Rui Borges

Personal information
- Full name: Rui Fernando Nascimento Borges
- Date of birth: 14 December 1973 (age 51)
- Place of birth: Lisbon, Portugal
- Height: 1.66 m (5 ft 5 in)
- Position(s): Attacking midfielder

Youth career
- 1984–1988: Estrela da Amadora
- 1988–1989: Futebol Benfica
- 1989–1990: Damaiense
- 1990–1992: Casa Pia

Senior career*
- Years: Team / Apps / (Gls)
- 1992–1995: Casa Pia / 28 / (3)
- 1995–1996: Boavista / 10 / (1)
- 1996–1997: Académico de Viseu / 28 / (2)
- 1997–1998: C.F. União de Lamas / 29 / (5)
- 1998–2002: Alverca / 119 / (13)
- 2002–2004: Belenenses / 39 / (1)
- 2004–2007: Estrela da Amadora / 68 / (6)
- 2007–2009: Trofense / 36 / (3)
- 2009–2010: Vizela / 4 / (0)
- Total:  / 361 / (34)

Managerial career
- 2011–2012: Vizela (assistant)
- 2012–2013: Boavista (assistant)

= Rui Borges (footballer, born 1973) =

Portuguese footballer

Rui Fernando Nascimento Borges (born 14 December 1973) is a Portuguese retired professional footballer who played as an attacking midfielder.

==Playing career==
Borges was born in Lisbon. During his extensive professional career he represented Casa Pia, Boavista (where he made his Primeira Liga debut), Académico de Viseu, C.F. União de Lamas, Alverca, Belenenses, Estrela da Amadora, Trofense – contributing with 26 games and two goals to their first ever top-flight promotion in 2008 – and Vizela.

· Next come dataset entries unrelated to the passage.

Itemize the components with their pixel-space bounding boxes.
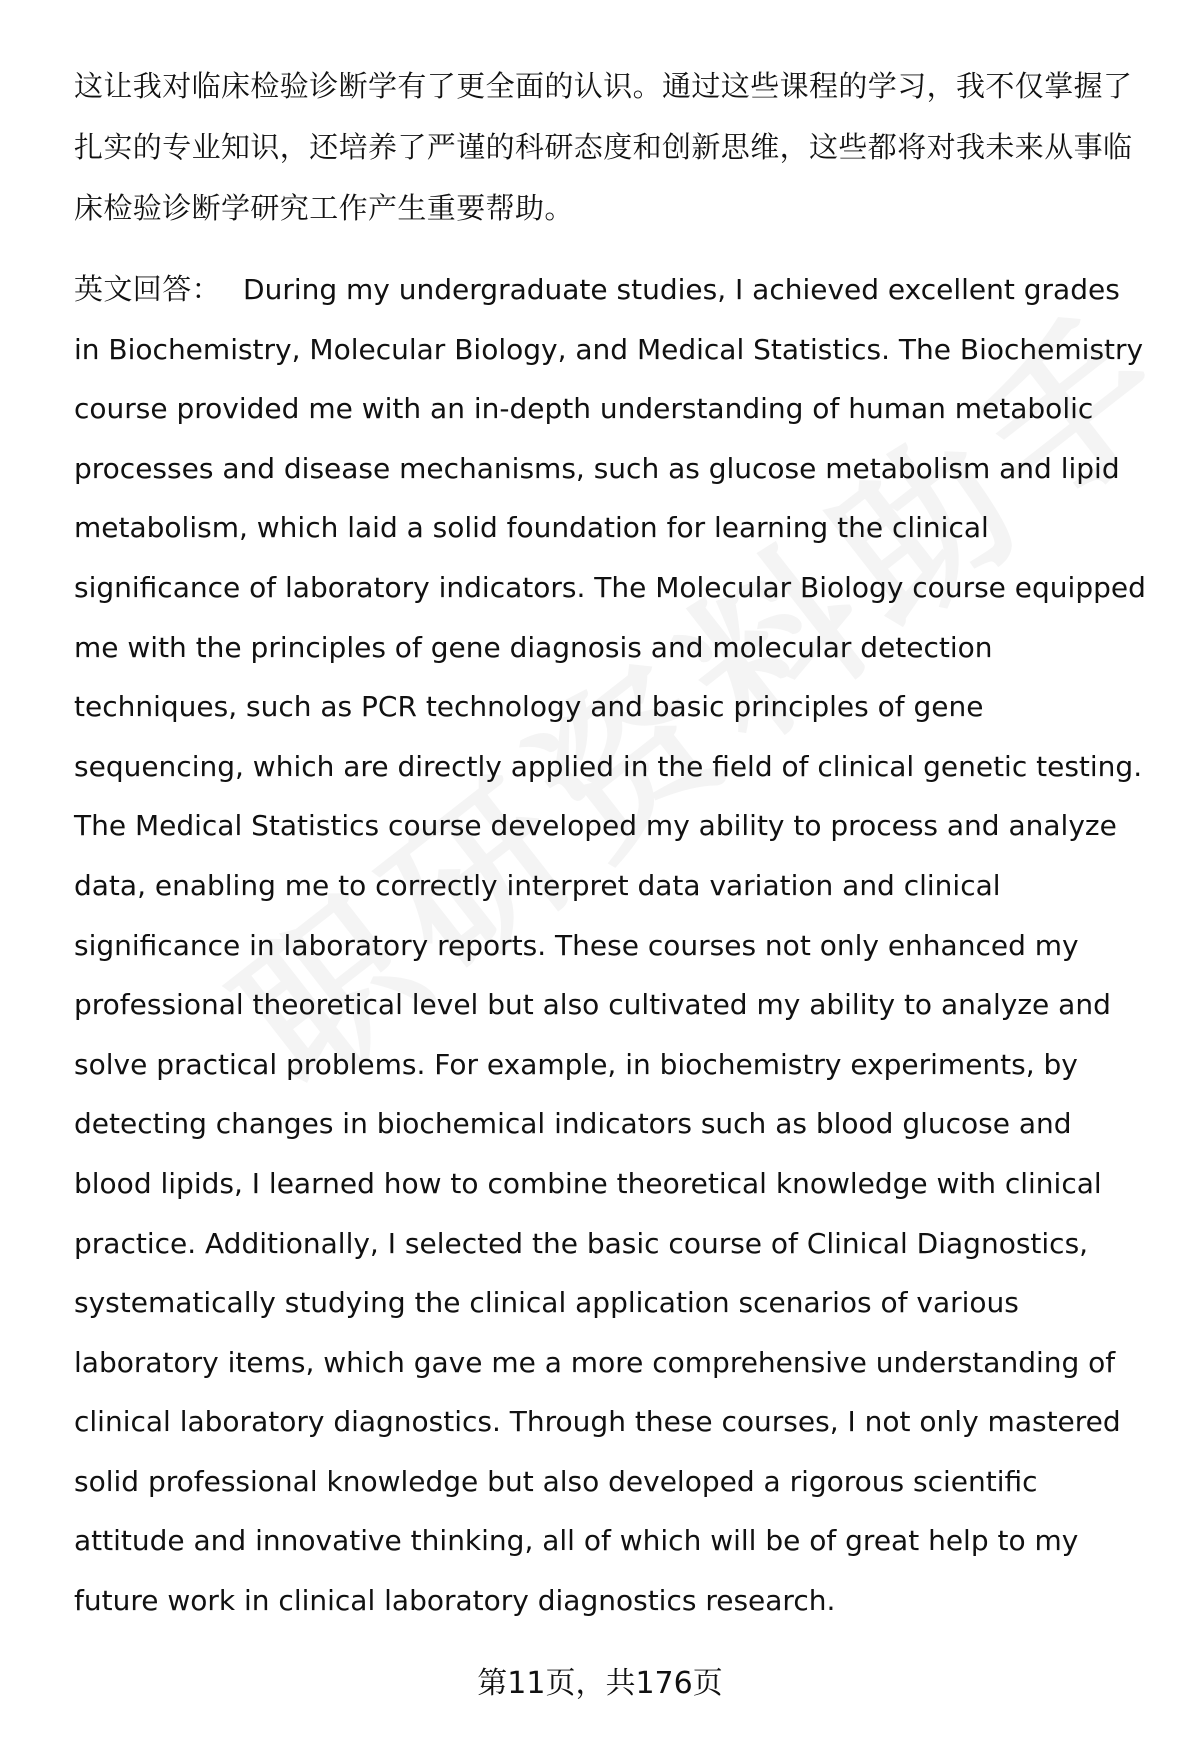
english-answer-label: 英文回答： <box>74 272 222 306</box>
chinese-answer-paragraph: 这让我对临床检验诊断学有了更全面的认识。通过这些课程的学习，我不仅掌握了扎实的专业知识，还培养了严谨的科研态度和创新思维，这些都将对我未来从事临床检验诊断学研究工作产生重要帮助。 <box>74 69 1133 225</box>
english-answer-text: During my undergraduate studies, I achieved excellent grades in Biochemistry, Molecular Biology, and Medical Statistics. The Biochemistry course provided me with an in-depth understanding of human metabolic processes and disease mechanisms, such as glucose metabolism and lipid metabolism, which laid a solid foundation for learning the clinical significance of laboratory indicators. The Molecular Biology course equipped me with the principles of gene diagnosis and molecular detection techniques, such as PCR technology and basic principles of gene sequencing, which are directly applied in the field of clinical genetic testing. The Medical Statistics course developed my ability to process and analyze data, enabling me to correctly interpret data variation and clinical significance in laboratory reports. These courses not only enhanced my professional theoretical level but also cultivated my ability to analyze and solve practical problems. For example, in biochemistry experiments, by detecting changes in biochemical indicators such as blood glucose and blood lipids, I learned how to combine theoretical knowledge with clinical practice. Additionally, I selected the basic course of Clinical Diagnostics, systematically studying the clinical application scenarios of various laboratory items, which gave me a more comprehensive understanding of clinical laboratory diagnostics. Through these courses, I not only mastered solid professional knowledge but also developed a rigorous scientific attitude and innovative thinking, all of which will be of great help to my future work in clinical laboratory diagnostics research. <box>74 273 1146 1618</box>
page-number-footer: 第11页，共176页 <box>477 1666 723 1701</box>
english-answer-paragraph <box>74 260 1150 1631</box>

Over ten seasons, Borges amassed Portuguese top division totals of 221 matches and 18 goals, mainly for Alverca where he spent four years.

==Coaching career==
Borges began his coaching career at Vizela in July 2011, as assistant to Quim Berto. In October 2012, he moved to another former employer Boavista, to assist new player-manager Petit.